Chances are fairly good that your Mac’s screen is bigger than your phone’s. So Apple gave the Mac version of Notes a few features that require some extra space—and one of them is the side panel of Notes folders. That is, you can organize your notes into various categories, for ease of wading through them. (Any folders you create on the Mac also show up on your iPhone/iPad.)
The key to understanding this feature is the slide-out Folders list, which you can see in Figure 11-21. You can make it appear by choosing View→Show Folders List. Then you can adjust the Folder list’s width by dragging the vertical line at its right edge.
To make a new folder, choose File→New Folder; name the folder and then press Return. You can then drag existing notes into its name in the Folders list. (The usual rules apply: You can select a swath of notes in a list by clicking the first and then Shift-clicking the last. Or you can click individual, nonconsecutive notes by clicking with the ⌘ key pressed.)
If you press Option as you drag a note, you make a copy of it in the new folder instead of moving the original.
Click a folder’s name to see the notes inside it. (Click “All [account name]” to see all the notes in that account.)
To create a new note within a folder, click the folder’s name first. If you don’t click any folder’s name before you create the note, it goes into the general Notes category.
You can also rename a folder (right-click or two-finger click its name; choose Rename Folder), delete one (right-click or two-finger click its name; choose Delete Folder), put one inside another (drag its name), and move a folder to a different account—for example, from your iCloud account to your Google one—by dragging it.
The real beauty of this app is that it can synchronize your collection of Notes with all kinds of other Apple gear—iPhones, iPads, and other Macs (Mountain Lion or later)—so the same notes are waiting for you everywhere you look.
Just make sure Notes is turned on in System Preferences→iCloud (on your Mac), and in Settings→Mail, Contacts, Calendars→iCloud (on your phone or tablet).
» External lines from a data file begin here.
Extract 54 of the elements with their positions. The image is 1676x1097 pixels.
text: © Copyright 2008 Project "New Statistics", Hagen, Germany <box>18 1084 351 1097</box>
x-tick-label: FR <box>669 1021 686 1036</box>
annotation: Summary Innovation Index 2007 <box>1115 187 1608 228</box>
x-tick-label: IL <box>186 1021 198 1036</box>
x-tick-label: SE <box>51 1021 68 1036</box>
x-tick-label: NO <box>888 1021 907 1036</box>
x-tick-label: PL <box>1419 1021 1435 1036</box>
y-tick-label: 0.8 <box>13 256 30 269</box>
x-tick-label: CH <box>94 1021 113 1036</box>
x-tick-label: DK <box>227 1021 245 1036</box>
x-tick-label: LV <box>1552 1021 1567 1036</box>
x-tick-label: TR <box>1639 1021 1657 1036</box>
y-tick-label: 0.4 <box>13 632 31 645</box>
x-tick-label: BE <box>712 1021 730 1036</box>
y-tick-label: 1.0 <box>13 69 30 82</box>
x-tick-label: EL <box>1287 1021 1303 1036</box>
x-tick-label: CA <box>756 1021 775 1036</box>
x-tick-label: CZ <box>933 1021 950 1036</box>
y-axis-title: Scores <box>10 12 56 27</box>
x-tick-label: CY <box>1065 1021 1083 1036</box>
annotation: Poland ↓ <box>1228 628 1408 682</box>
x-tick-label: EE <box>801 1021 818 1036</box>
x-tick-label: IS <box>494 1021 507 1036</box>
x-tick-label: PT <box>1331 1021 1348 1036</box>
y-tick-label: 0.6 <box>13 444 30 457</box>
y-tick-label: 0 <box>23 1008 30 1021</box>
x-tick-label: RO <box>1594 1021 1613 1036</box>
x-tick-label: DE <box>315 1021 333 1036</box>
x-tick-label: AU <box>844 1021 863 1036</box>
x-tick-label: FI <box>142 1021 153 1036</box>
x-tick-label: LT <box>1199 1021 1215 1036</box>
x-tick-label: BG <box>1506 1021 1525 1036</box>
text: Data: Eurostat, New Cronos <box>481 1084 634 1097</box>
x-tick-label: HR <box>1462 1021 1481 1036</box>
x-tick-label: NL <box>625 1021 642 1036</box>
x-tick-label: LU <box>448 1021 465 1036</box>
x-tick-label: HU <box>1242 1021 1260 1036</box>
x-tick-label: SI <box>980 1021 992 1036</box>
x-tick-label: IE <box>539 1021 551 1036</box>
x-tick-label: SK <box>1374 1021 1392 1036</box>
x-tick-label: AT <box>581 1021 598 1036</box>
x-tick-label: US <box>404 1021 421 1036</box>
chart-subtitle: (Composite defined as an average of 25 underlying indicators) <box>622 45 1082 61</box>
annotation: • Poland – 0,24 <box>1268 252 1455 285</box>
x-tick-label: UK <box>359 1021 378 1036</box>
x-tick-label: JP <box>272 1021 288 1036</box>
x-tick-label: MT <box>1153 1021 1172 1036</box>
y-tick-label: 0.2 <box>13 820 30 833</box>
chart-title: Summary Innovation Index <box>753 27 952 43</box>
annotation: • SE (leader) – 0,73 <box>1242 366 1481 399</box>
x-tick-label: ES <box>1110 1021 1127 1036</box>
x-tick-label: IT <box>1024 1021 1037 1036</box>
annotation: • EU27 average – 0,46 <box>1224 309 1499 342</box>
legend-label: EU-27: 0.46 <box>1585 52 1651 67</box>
The rest is automatic.
Notes can also show you the contents of the Notes modules on Google, Yahoo, AOL, or another IMAP email account. You’ll see each account’s worth of notes in the Folder list, as you can see in Figure 11-21—and from there, you can drag notes hither and yon, among accounts, with abandon.
To set this up, open System Preferences→Internet Accounts. Click the account you want (Exchange, Gmail, Yahoo, AOL, or whatever); finally, turn the Notes switch On.
That should do it. Now each account’s notes appear under its own heading in the Folders list. And your notes are synced, both ways.
All of this makes life a little more complex, of course. For example, when you create a note, you have to worry about which account it’s about to go into. To do that, be sure to specify an account name (and a folder within it, if necessary) before you create the new note.